In some ways, this principle of living a simple life has less to do with having all the time in the world to do what you want and more to do with a search for purpose and autonomous motivation. These men and women live and breathe this lifestyle because it is a mindset, not just a job; this job makes them who they strive to be.

Perhaps this is the same drive that millennials are trying to use but in different terms. In a time where jobs are lacking personal fulfillment, more people are creating blogs, starting their own companies and following dreams of being musicians and writers. It seems the millennial generation is rebelling against the traditional views of society and creating their own values. I say more power to them.

A word of caution, however. Obviously, not everyone can have the job that allows lots of travel time and money, which seem to be the primary goal of our generation. The reason people find the cowboy life fascinating and desirable has to do with how much a cowboy loves and dedicates his or her life to the work. We cannot expect to gain passion and fulfillment at that cowboy level without some dedication and effort put into our work.

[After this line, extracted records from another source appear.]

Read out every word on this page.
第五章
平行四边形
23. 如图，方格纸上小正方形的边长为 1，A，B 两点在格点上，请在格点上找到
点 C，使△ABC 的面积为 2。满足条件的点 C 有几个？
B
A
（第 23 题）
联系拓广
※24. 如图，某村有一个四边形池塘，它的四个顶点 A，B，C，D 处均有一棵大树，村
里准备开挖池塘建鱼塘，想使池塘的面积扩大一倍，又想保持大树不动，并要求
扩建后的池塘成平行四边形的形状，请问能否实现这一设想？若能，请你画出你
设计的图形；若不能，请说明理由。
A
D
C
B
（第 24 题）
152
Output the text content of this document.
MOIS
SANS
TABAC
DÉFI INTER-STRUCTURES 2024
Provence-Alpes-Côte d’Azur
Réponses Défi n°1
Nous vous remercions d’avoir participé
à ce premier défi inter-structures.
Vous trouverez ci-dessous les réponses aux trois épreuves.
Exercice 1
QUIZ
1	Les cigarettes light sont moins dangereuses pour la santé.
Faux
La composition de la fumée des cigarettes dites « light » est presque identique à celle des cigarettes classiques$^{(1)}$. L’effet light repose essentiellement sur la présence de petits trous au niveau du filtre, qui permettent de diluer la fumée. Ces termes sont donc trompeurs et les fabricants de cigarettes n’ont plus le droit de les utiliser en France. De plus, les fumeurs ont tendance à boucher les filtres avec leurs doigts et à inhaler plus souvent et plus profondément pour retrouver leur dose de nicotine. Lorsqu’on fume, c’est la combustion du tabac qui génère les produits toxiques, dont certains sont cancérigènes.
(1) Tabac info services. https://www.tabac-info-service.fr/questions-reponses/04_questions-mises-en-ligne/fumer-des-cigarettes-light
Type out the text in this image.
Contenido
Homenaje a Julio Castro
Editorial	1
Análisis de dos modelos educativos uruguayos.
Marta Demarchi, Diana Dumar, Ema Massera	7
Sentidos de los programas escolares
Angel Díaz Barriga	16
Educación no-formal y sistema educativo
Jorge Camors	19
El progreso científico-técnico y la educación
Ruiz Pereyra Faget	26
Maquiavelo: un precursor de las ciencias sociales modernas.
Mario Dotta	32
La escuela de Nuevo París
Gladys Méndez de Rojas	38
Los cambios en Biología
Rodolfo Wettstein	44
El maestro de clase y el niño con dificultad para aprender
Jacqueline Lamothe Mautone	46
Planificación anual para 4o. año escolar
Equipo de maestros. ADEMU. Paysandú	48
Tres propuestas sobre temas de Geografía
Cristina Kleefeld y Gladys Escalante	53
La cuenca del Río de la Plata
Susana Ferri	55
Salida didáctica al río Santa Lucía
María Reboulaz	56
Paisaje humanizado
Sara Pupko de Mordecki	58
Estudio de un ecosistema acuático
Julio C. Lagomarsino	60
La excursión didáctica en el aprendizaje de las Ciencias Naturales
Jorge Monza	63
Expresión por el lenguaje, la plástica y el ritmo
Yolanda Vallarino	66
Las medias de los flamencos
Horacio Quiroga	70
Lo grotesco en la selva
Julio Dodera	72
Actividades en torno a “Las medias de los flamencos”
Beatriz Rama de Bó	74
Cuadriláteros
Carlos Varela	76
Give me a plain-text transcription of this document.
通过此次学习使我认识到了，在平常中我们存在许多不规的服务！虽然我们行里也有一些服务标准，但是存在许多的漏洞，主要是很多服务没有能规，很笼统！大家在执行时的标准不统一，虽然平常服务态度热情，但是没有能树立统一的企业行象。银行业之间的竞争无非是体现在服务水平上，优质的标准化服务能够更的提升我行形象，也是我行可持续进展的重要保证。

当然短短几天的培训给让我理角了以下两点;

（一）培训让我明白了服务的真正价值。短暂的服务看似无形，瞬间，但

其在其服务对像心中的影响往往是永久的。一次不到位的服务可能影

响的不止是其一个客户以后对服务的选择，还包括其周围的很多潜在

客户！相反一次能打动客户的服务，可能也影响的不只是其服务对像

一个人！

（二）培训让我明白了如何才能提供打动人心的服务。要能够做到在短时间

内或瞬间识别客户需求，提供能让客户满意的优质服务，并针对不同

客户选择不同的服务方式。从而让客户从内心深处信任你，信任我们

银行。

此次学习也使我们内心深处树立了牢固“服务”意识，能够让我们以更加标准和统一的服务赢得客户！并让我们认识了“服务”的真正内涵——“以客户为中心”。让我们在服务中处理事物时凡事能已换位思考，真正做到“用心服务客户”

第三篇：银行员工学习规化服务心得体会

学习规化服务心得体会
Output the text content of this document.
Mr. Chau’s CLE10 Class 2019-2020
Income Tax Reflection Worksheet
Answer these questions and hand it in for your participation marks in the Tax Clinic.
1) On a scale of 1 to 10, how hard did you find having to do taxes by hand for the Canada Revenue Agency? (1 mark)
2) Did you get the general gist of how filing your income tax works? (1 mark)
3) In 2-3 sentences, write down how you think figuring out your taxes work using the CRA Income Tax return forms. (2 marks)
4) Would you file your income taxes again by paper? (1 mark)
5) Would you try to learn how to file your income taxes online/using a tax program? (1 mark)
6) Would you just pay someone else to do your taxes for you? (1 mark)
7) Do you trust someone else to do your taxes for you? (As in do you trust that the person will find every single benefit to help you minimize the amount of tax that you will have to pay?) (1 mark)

Recently I saw a movie called Jiro Dreams of Sushi. This movie is about a man dedicated to making the greatest sushi in the world. He described the reason he loved making sushi, and the reason he was so good at it had to do with the hard work he put into perfecting it day-in and day-out. In the movie Jiro Ono said, “You have to fall in love with your work. Never complain about your job. You must dedicate your life to mastering your skill. That’s the secret of success… and is the key to being regarded honorably.”

So maybe you are not a YouTube celebrity or earning an income from blogging. I believe loving what you do and being willing to work hard even in the face of doubt and trial can lead you to a fulfilling life. We must always strive to be better and look within ourselves to find out what we truly want and need to fulfill our deepest desires. Fulfillment within simplicity is achieved through facing complicated situations and sticking with them until you realize that the satisfaction from hard, dedicated work is the ultimate gratification.